L’Assurance Maladie par ses carences et son mépris, met en danger cliniques et patients – Jérôme Marty Président UFMLS

Il existe en France un organisme qui impose à ses partenaires de ne pas facturer durant des semaines, des mois, sans jamais leur dire (hormis la veille) à quelle date ils pourront le faire, afin que cet organisme puisse régler leurs factures… Cet organisme fragilise jusqu’à parfois les tuer ses partenaires… Mais ce n’est pas tout…

Cet organisme, pendant des semaines, parfois pendant des mois, arrête de payer des professionnels qui travaillent pour ses partenaires et qui lui facturent normalement leurs prestations…

Ça vous choque ?
Vous n’avez encore rien perçu…

Cet organisme, c’est l’Assurance maladie. Les partenaires, ce sont les cliniques. Les professionnels, ce sont les médecins, les chirurgiens, les soignants libéraux !

Je vous explique : chaque année, les cliniques, mais aussi les professionnels de santé libéraux, dépendent d’une campagne tarifaire avec des révisions de tarifs (GHS, modulation forfaitaire, etc.). Eh bien, au 1er janvier, l’Assurance maladie demande aux cliniques privées de ne plus lui facturer leurs prestations de soins tant que les nouveaux tarifs ne sont pas sortis (et tant que ses ordinateurs ne sont pas paramétrés pour les exploiter…).

Auparavant, il y a quelques années, l’Assurance maladie continuait à payer avec les tarifs de l’année précédente (N-1), comme c’est le cas pour l’URSSAF ou l’impôt sur le revenu, et régularisait en positif ou en négatif une fois les nouveaux tarifs sortis et leur exploitation possible. Il n’y avait donc pas de rupture de financement des cliniques, des médecins et autres libéraux qui y travaillent.

Tel n’est plus le cas aujourd’hui où, pendant des semaines, parfois des mois, l’Assurance maladie décide de ne plus payer et impose à ses agents cette folie, et ne donne jamais la moindre date de reprise de la possibilité de facturation, hormis 24 h avant ou le jour même !

Je le dis ici : AUCUN AUTRE SECTEUR D’ACTIVITÉ n’accepterait cela, AUCUN !
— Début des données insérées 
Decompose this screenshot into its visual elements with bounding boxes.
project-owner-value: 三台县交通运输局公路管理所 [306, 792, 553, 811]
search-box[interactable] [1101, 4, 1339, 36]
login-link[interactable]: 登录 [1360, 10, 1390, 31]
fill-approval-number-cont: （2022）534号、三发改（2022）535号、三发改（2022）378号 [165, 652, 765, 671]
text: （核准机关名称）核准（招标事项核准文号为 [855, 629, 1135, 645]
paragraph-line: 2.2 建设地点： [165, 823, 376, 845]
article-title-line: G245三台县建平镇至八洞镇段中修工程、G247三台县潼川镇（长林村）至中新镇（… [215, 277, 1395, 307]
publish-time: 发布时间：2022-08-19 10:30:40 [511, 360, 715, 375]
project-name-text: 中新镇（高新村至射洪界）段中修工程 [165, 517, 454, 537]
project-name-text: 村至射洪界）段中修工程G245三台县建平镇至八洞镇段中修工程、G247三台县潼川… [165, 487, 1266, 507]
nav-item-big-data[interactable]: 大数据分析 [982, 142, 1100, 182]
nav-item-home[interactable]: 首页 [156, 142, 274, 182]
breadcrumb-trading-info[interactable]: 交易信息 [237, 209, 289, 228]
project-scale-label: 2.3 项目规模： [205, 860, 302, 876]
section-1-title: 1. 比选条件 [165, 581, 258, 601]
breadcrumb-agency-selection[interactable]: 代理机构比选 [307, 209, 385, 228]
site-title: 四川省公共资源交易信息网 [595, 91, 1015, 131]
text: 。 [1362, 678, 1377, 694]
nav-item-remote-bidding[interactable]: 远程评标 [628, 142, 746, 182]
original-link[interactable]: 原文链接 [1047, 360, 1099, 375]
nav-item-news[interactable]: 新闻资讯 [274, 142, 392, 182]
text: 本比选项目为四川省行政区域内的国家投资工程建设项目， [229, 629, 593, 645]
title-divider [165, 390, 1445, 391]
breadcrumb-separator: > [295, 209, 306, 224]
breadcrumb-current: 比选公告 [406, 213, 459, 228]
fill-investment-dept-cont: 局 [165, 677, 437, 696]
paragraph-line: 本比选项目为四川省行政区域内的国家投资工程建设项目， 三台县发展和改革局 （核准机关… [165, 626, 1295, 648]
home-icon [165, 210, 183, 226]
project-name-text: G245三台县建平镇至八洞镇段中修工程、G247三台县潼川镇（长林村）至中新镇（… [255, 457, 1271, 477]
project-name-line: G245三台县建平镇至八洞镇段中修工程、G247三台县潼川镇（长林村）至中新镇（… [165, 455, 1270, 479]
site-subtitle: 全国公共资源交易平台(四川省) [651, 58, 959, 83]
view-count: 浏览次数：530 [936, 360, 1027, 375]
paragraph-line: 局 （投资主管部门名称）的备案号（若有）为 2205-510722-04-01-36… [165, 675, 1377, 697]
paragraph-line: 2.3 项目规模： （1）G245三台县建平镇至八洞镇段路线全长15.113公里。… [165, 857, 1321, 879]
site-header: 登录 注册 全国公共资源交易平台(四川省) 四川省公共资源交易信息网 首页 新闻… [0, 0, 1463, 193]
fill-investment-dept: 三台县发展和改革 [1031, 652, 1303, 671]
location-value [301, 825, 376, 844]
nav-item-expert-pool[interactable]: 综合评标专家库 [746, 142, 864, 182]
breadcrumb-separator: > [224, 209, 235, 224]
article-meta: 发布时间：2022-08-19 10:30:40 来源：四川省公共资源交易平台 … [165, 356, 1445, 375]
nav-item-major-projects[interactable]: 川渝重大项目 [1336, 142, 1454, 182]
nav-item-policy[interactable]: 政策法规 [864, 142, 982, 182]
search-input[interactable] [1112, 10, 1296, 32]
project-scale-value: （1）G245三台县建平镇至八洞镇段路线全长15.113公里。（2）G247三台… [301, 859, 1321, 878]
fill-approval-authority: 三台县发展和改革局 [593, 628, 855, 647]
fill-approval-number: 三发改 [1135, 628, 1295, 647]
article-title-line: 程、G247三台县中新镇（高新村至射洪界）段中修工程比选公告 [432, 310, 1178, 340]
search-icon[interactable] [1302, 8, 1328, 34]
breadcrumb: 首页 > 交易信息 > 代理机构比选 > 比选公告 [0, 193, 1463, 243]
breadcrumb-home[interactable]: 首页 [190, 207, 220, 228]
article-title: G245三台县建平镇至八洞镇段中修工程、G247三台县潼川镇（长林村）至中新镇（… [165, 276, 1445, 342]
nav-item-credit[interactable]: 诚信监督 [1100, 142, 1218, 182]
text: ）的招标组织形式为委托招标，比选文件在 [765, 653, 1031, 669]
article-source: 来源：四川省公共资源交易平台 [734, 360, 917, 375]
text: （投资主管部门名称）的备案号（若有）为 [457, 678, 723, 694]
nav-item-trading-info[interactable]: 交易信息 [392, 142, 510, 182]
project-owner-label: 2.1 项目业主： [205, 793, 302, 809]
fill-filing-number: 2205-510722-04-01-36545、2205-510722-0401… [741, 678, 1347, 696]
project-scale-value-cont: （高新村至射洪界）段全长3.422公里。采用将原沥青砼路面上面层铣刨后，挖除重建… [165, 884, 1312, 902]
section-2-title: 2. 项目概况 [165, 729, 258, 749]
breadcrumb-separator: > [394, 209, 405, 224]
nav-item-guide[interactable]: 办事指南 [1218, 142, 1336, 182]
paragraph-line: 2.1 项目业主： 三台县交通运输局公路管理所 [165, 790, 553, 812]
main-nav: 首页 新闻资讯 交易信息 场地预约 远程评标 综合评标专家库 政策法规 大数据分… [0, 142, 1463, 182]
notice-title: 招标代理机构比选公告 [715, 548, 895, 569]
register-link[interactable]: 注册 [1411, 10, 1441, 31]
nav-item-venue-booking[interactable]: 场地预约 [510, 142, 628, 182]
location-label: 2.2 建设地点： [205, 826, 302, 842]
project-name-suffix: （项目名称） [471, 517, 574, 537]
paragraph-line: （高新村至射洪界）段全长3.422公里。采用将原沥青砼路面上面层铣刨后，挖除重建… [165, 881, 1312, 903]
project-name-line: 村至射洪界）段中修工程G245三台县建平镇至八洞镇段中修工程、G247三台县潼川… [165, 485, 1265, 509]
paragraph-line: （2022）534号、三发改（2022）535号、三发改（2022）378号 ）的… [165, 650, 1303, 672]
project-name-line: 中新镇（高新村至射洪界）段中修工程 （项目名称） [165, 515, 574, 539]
L’Assurance maladie s’assoit sur toutes les règles des rapports économiques entrepreneuriaux et agit en autocrate fou, sans aucun respect pour ses partenaires, pire, sans aucun respect pour ce qu’ils représentent : des structures et des soignants qui portent le soin à des malades. Le respect serait de ne jamais rompre le paiement de celles et ceux qui soignent et de les prioriser par rapport à la lenteur de l’administration à publier les tarifs ou à l’adaptation de ses logiciels.

Alors je le dis ici, au nom de l’UFMLS : nous n’allons plus accepter cela. Nous allons attaquer l’Assurance maladie.

Nous n’avons pas à accepter d’un assureur qu’il impose à nos cliniques et aux soignants libéraux qui y travaillent de ne pas être rétribués pendant des semaines ou des mois, et d’être ainsi pénalisés par les carences de l’administration qui traîne à publier les tarifs et celles de l’Assurance maladie à mettre en place leur exploitation…

Ça suffit. Ce n’est pas aux cliniques privées et aux soignants libéraux qui y exercent d’assurer la trésorerie de l’Assurance maladie.

Nous n’avons ni à subir, ni à payer, ni à être pénalisés par la chienlit bureaucratique, la lenteur de l’administration ou le je-m’en-foutisme teinté de mépris de l’Assurance maladie !

Il y a un préjudice économique et moral très important. Nous allons l’étudier.